The company confirms an earlier report saying that Janus Friis is behind a new video streaming-service called Vdio.

A new service called Vdio will join the growing number of companies with sights set on Netflix's streaming service, the company confirmed to CNET today. And the person behind the company is none other than Skype and Kazaa co-founder Janus Friis.

In a statement to CNET today, Vdio Senior Vice President of Operations Scott Barrow, confirmed that Vdio will "let you instantly watch the best in TV and movies, right now." The spokesman said that the service is "currently in closed beta" and will initially only be available in the U.K. The service's pricing "will be announced at a later time," Barrow said.

GigaOm was first to report on Vdio earlier today. The publication did some digging through trademarks to find that the previously unannounced service would allow users to stream both movies and television shows. However, it said that it believed both Nikklas Zennstrom and Friis, both co-founders of Kazaa, Skype, and Rdio, among other services, were behind Vdio. In a statement to CNET, a Vdio spokesman only mentioned Friis as a founder.

Friis has brought with him a host of people who he has worked with in the past, including folks with "experience from Skype, Napster, Microsoft, TV Guide, and Apache." However, Vdio Chief Technology Officer Justin Erenkrantz arguably has the most experience in the streaming field, thanks to his work at Joost, another company Friis co-founded.

That service, which went under in 2009 , was supposed to provide a new way for users to watch video on the Web. However, the service was dogged by little content and the inability to break out from the shadows of its top contenders at the time, YouTube and Hulu.

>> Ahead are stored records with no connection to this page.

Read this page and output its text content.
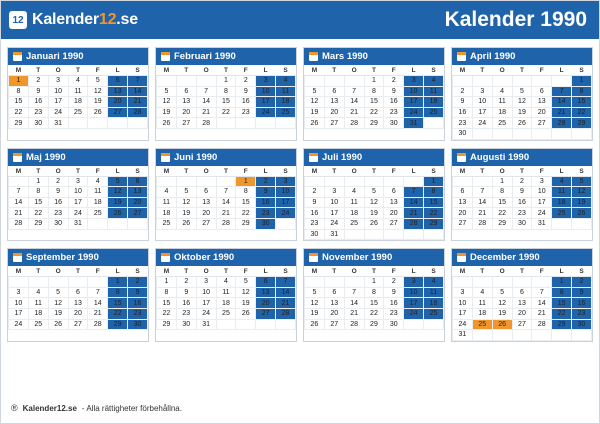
12 Kalender12.se	Kalender 1990
Januari 1990
M	T	O	T	F	L	S
1	2	3	4	5	6	7
8	9	10	11	12	13	14
15	16	17	18	19	20	21
22	23	24	25	26	27	28
29	30	31				
Februari 1990
M	T	O	T	F	L	S
			1	2	3	4
5	6	7	8	9	10	11
12	13	14	15	16	17	18
19	20	21	22	23	24	25
26	27	28				
Mars 1990
M	T	O	T	F	L	S
			1	2	3	4
5	6	7	8	9	10	11
12	13	14	15	16	17	18
19	20	21	22	23	24	25
26	27	28	29	30	31	
April 1990
M	T	O	T	F	L	S
						1
2	3	4	5	6	7	8
9	10	11	12	13	14	15
16	17	18	19	20	21	22
23	24	25	26	27	28	29
30						
Maj 1990
M	T	O	T	F	L	S
	1	2	3	4	5	6
7	8	9	10	11	12	13
14	15	16	17	18	19	20
21	22	23	24	25	26	27
28	29	30	31			
Juni 1990
M	T	O	T	F	L	S
				1	2	3
4	5	6	7	8	9	10
11	12	13	14	15	16	17
18	19	20	21	22	23	24
25	26	27	28	29	30	
Juli 1990
M	T	O	T	F	L	S
						1
2	3	4	5	6	7	8
9	10	11	12	13	14	15
16	17	18	19	20	21	22
23	24	25	26	27	28	29
30	31					
Augusti 1990
M	T	O	T	F	L	S
		1	2	3	4	5
6	7	8	9	10	11	12
13	14	15	16	17	18	19
20	21	22	23	24	25	26
27	28	29	30	31		
September 1990
M	T	O	T	F	L	S
					1	2
3	4	5	6	7	8	9
10	11	12	13	14	15	16
17	18	19	20	21	22	23
24	25	26	27	28	29	30
Oktober 1990
M	T	O	T	F	L	S
1	2	3	4	5	6	7
8	9	10	11	12	13	14
15	16	17	18	19	20	21
22	23	24	25	26	27	28
29	30	31				
November 1990
M	T	O	T	F	L	S
			1	2	3	4
5	6	7	8	9	10	11
12	13	14	15	16	17	18
19	20	21	22	23	24	25
26	27	28	29	30		
December 1990
M	T	O	T	F	L	S
					1	2
3	4	5	6	7	8	9
10	11	12	13	14	15	16
17	18	19	20	21	22	23
24	25	26	27	28	29	30
31						
® Kalender12.se - Alla rättigheter förbehållna.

It should be interesting to see if Friis and his team have learned their lesson this time around. The Vdio page shows images of popular movies, like "Ghostbusters" and television shows, like "Mad Men," but there's no telling what kind of content the service will have. Barrow would only say, in response to a question on how it will differ from Netflix, that management believes "people will love using Vdio."